このゲームに「乗る」やつがいても不思議ではない。だが。それでもと矢田は思う。
ぱんっ!…ぱんっ!
散発的に撃ってくる「相手」をトンプソンで牽制しながら、負傷したはづきを背負って、
じわり、じわりと後退していく。
トンプソンを握っているのは小竹だ。もちろん当てるつもりはない。
ぱらららっ!ぱららららっ!
天に向け地に向け、まるで見当ちがいの方向を狙って威嚇射撃を行う。
それでも相手はひるまない。
ぱん!ぱん!……ちっ!
「!?」
小竹のすぐ横に着弾した。
狙いが正確になってきているっ!
小竹は青ざめてふり返った。
「や、矢田!?」
「…このままじゃやばいな……!」
矢田が憎々しげにつぶやく。
「ありったけバラまけ!一気に走るぞ!」
「お、おう!」
ぱららららららっ!
小竹、必死の一撃!
無数の銃弾が地面をえぐり、「襲撃者」のいる辺りを容赦なくなぎ払う。
相手もさすがに躊躇したのだろう。一瞬だけ射撃が止まった。

はづきが「護身用の」手榴弾を投げつけたのは、まさにそのときであった。

「ゴメンなさい!よけてっ!」
「!?」
ひゅん!ひゅん!ひゅん!
3個の手榴弾が放物線を描いて、「敵」が身を潜めているとおぼしき空間に投げ込まれた。
と言っても、お嬢様育ちのはづきがやることである。
安全ピンを抜いて底に衝撃を与え、心の中で「1・2・3……」と数えてから上手投げ、
などと本格的なことができるわけもなく、「安全ピンをつけたまま」の状態で、
しかもアンダースローでゆっくりと投げつけただけである。
それでも「そんなもの」がいきなり転がってくれば、誰だって仰天する。
「きゃーっ!」
「!?」
襲撃者は悲鳴を上げて(やはり女の声だった!)、矢田たちとは正反対の方向、茂みの向こうへと
ガサガサと逃げ去っていった。
チャンスだ!
「走れ!」
同時に矢田たちも後退した。
手榴弾を回収するつもりはなかった。

走りながら、小竹が言った。
「さっきの声、女だったな……」
「……」
「まさか女が、俺たちを殺そうとするなんて……」
「……」
たぶんに男女差別的な表現が含まれていたが、矢田もおおむね同意見である。
はづきが震える声で言った、
「あの声、中山さんじゃなかったかしら……?」
「……」
「……」
2人は互いの顔を見合わせた。
やはり中山だったのか。
2人ともそう思っていたので、
はづきの言葉を否定することはできなかった。

矢田は思った。
中山しおり【女子18番】。
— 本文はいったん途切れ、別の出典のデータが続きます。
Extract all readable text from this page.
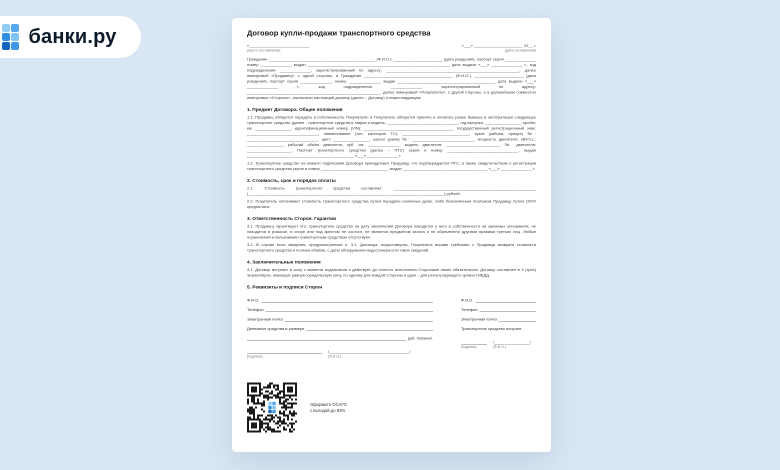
банки.ру	Договор купли-продажи транспортного средства
«___________________________
(место составления)
«___» ______________________ 20__ г.
(дата составления)

Гражданин ________________________________________________ (Ф.И.О.), ______________________ (дата рождения), паспорт серия ______________ номер ______________ выдан ________________________________________________________________ дата выдачи «___» ______________ г., код подразделения ______________, зарегистрированный по адресу: ____________________________________________________________, далее именуемый «Продавец», с одной стороны, и Гражданин ________________________________________ (Ф.И.О.), ______________________ (дата рождения), паспорт серия ______________, номер ______________, выдан ____________________________________________ дата выдачи «___» ______________ г., код подразделения ______________, зарегистрированный по адресу: ____________________________________________________________, далее именуемый «Покупатель», с другой стороны, а в дальнейшем совместно именуемые «Стороны», заключили настоящий договор (далее – Договор) о нижеследующем:

1. Предмет Договора. Общие положения

1.1. Продавец обязуется передать в собственность Покупателя, а Покупатель обязуется принять и оплатить ранее бывшее в эксплуатации следующее транспортное средство (далее - транспортное средство): марка и модель: ________________________________, год выпуска: ________________, пробег, км: ________________, идентификационный номер (VIN): ________________________________________, государственный регистрационный знак: ________________________________, наименование (тип, категория ТС): ______________________________, кузов (кабина, прицеп) №: ________________________________, цвет: ________________, шасси (рама) №: ____________________________, мощность двигателя, кВт/л.с.: ________________, рабочий объём двигателя, куб. см: ______________, модель двигателя: ________________________, № двигателя: ____________________. Паспорт транспортного средства (далее – ПТС) серия и номер ________________________________, выдан ________________________________________________ «___» ______________ г.

1.2. Транспортное средство на момент подписания Договора принадлежит Продавцу, что подтверждается ПТС, а также свидетельством о регистрации транспортного средства серия и номер ______________________________, выдан ______________________________________ «___» ______________ г.

2. Стоимость, срок и порядок оплаты

2.1. Стоимость транспортного средства составляет: ________________________________________________________________ (________________________________________________________________________________________) рублей.

2.2. Покупатель оплачивает стоимость транспортного средства путем передачи наличных денег, либо безналичным платежом Продавцу путем 100% предоплаты.

3. Ответственность Сторон. Гарантии

3.1. Продавец гарантирует что, транспортное средство на дату заключения Договора находится у него в собственности на законных основаниях, не находится в розыске, в споре или под арестом не состоит, не является предметом залога и не обременено другими правами третьих лиц. Любые ограничения в пользовании транспортным средством отсутствуют.

3.2. В случае если сведения, предусмотренные п. 3.1. Договора, недостоверны, Покупатель вправе требовать с Продавца возврата стоимости транспортного средства в полном объёме, с даты обнаружения недостоверности таких сведений.

4. Заключительные положения

4.1. Договор вступает в силу с момента подписания и действует до полного исполнения Сторонами своих обязательств. Договор составлен в 3 (трех) экземплярах, имеющих равную юридическую силу, по одному для каждой Стороны и один – для регистрирующего органа ГИБДД.

5. Реквизиты и подписи Сторон
Ф.И.О.
Телефон
Электронная почта
Денежные средства в размере
руб. получил.
(подпись)
/____________________________________/
(Ф.И.О.)
Ф.И.О.
Телефон
Электронная почта
Транспортное средство получил.
(подпись)
/________________/
(Ф.И.О.)
Оформите ОСАГО
с выгодой до 83%
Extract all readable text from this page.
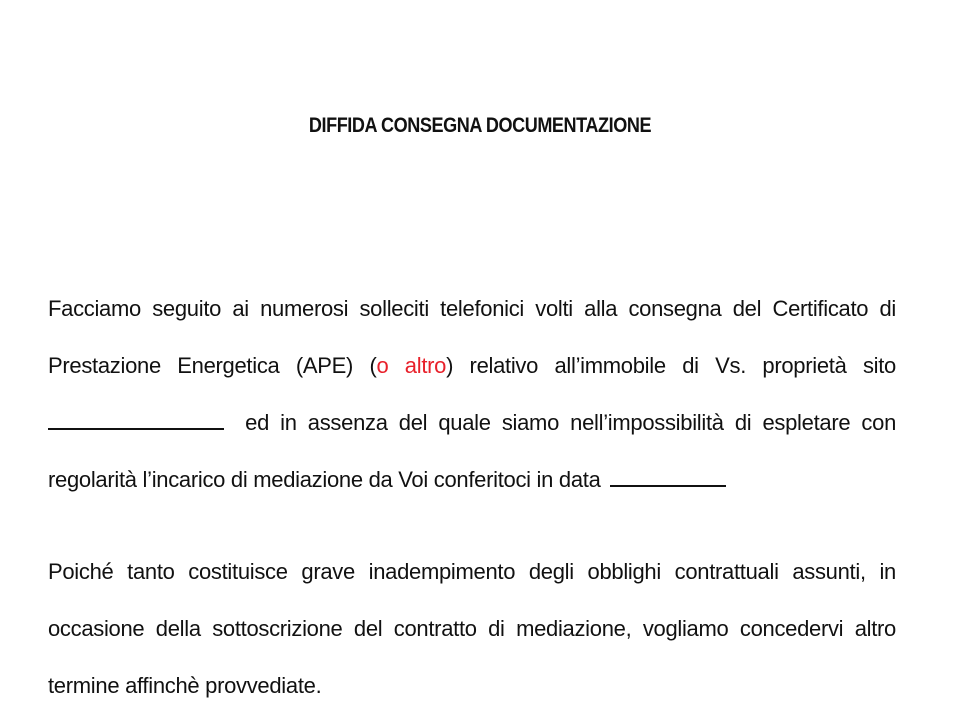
DIFFIDA CONSEGNA DOCUMENTAZIONE
Facciamo seguito ai numerosi solleciti telefonici volti alla consegna del Certificato di Prestazione Energetica (APE) (o altro) relativo all’immobile di Vs. proprietà sito ed in assenza del quale siamo nell’impossibilità di espletare con regolarità l’incarico di mediazione da Voi conferitoci in data
Poiché tanto costituisce grave inadempimento degli obblighi contrattuali assunti, in occasione della sottoscrizione del contratto di mediazione, vogliamo concedervi altro termine affinchè provvediate.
あの病弱な少女がなぜ。
生まれつき体の弱い少女だった。
意識不明の重体になって集中治療室に運ばれたこともある。
「中山。競争しようぜ。
 俺がトランペットの新曲を吹けるようになるのと、お前が元気になって退院するの。
 どっちが早いか。…競争しようぜ?」
柄にもないことを言って、必死に励ましたこともある。
彼女には母親がいない。…自分と同じ境遇である。
心のやさしい少女だった。他人を思いやれる少女だった。
中山。お前はどうして。どうしてこんな「ゲーム」に乗っちまったんだ。
矢田は右手を固く握りしめて、唇を強くかんだ。
あのやさしい少女ですら「変えて」しまったプログラム。
矢田はこのゲームの発案者を、心の底から「憎い」と思った。

* * *

この銃撃戦で、矢田たちはトンプソンの弾丸をほとんど使い切ってしまった。
手持ちの武器は小竹に支給された手榴弾2個。そして――、
できれば使いたくなかったが、藤原はづきに支給された「あの武器」。
ただ3つだけになってしまっていた。